His mouth dropped open. “I—are you—you’re not serious about a divorce, are you? You can’t throw away everything we have over one mistake.”
I thought for a moment. “Do you think I have developed superpowers?”
James looked at me in disbelief. Then he said, in a voice as confused as it was quiet, “Menopause! It really does send women mad.”
And then he dropped dead.
2
For a moment I stood there, frozen to the spot. It seemed so surreal. I bent down and felt for a pulse, but there wasn't one. I wasn’t surprised—somehow, I knew he was gone. In a robotic manner, I opened my handbag, pulled out my phone, and called 000. Later, I couldn't remember what I'd said, but a calming, female voice told me an ambulance was on its way.

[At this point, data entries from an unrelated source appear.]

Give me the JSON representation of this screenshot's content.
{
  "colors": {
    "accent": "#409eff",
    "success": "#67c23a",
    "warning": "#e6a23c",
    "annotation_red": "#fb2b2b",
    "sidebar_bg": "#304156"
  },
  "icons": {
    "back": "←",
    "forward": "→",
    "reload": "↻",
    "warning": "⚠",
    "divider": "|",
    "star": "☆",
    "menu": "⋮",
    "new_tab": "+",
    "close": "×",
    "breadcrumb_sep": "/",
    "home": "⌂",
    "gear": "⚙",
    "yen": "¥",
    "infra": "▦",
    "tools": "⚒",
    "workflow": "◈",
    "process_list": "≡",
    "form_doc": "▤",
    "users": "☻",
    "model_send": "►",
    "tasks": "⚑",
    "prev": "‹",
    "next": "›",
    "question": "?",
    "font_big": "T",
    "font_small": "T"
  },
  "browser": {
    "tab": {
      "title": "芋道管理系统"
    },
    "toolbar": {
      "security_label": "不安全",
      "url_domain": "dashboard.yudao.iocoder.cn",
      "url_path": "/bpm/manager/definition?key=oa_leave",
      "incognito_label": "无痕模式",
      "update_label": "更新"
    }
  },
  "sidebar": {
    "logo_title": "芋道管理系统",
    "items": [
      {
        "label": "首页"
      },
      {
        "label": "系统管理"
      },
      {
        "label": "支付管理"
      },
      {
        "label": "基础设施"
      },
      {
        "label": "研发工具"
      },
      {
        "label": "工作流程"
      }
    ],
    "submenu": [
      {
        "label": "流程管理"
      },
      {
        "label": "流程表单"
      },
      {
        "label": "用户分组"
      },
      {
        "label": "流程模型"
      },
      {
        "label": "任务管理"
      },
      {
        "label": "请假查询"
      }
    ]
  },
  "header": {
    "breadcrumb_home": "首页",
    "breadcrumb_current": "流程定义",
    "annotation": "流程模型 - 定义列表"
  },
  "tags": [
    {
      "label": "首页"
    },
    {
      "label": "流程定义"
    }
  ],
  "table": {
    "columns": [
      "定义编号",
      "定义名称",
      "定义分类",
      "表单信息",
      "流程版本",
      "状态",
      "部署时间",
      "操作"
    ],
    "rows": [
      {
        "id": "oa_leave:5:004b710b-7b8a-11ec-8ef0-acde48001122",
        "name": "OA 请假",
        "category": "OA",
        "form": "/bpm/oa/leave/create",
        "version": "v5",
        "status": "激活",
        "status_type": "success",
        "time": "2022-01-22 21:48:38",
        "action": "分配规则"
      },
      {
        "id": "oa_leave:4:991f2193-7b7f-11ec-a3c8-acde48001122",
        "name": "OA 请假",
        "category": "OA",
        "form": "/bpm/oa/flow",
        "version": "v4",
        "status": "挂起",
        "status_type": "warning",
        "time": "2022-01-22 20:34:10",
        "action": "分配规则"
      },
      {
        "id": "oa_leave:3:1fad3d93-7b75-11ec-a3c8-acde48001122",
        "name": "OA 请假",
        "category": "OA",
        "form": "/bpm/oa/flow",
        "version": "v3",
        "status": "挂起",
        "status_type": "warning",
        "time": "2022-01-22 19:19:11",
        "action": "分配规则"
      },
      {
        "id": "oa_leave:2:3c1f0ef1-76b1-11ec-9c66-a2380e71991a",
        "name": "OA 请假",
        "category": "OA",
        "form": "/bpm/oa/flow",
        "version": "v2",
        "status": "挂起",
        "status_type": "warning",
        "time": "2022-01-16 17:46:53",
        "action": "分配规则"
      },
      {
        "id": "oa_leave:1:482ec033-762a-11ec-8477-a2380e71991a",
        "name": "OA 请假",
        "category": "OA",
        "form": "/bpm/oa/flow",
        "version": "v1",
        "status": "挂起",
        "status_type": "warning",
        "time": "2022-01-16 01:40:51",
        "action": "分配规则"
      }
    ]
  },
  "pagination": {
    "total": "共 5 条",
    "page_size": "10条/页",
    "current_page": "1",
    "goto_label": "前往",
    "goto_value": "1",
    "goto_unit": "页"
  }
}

The ambulance station was less than ten minutes from my house, and the paramedics turned up precisely ten minutes later. I waited in the garden, stroking the neighbour's cat. Had James had a heart attack? Or maybe a sudden stroke?
A paramedic walked out and patted me on my arm. "Mrs Smothering," she said in soothing tones, "is there somebody I can call?"
"Call?" I repeated. "What do you mean?"
"A friend, a relative?"
"I see." I nodded slowly. "Is he dead?"
"I'm afraid so. What was his medical history?"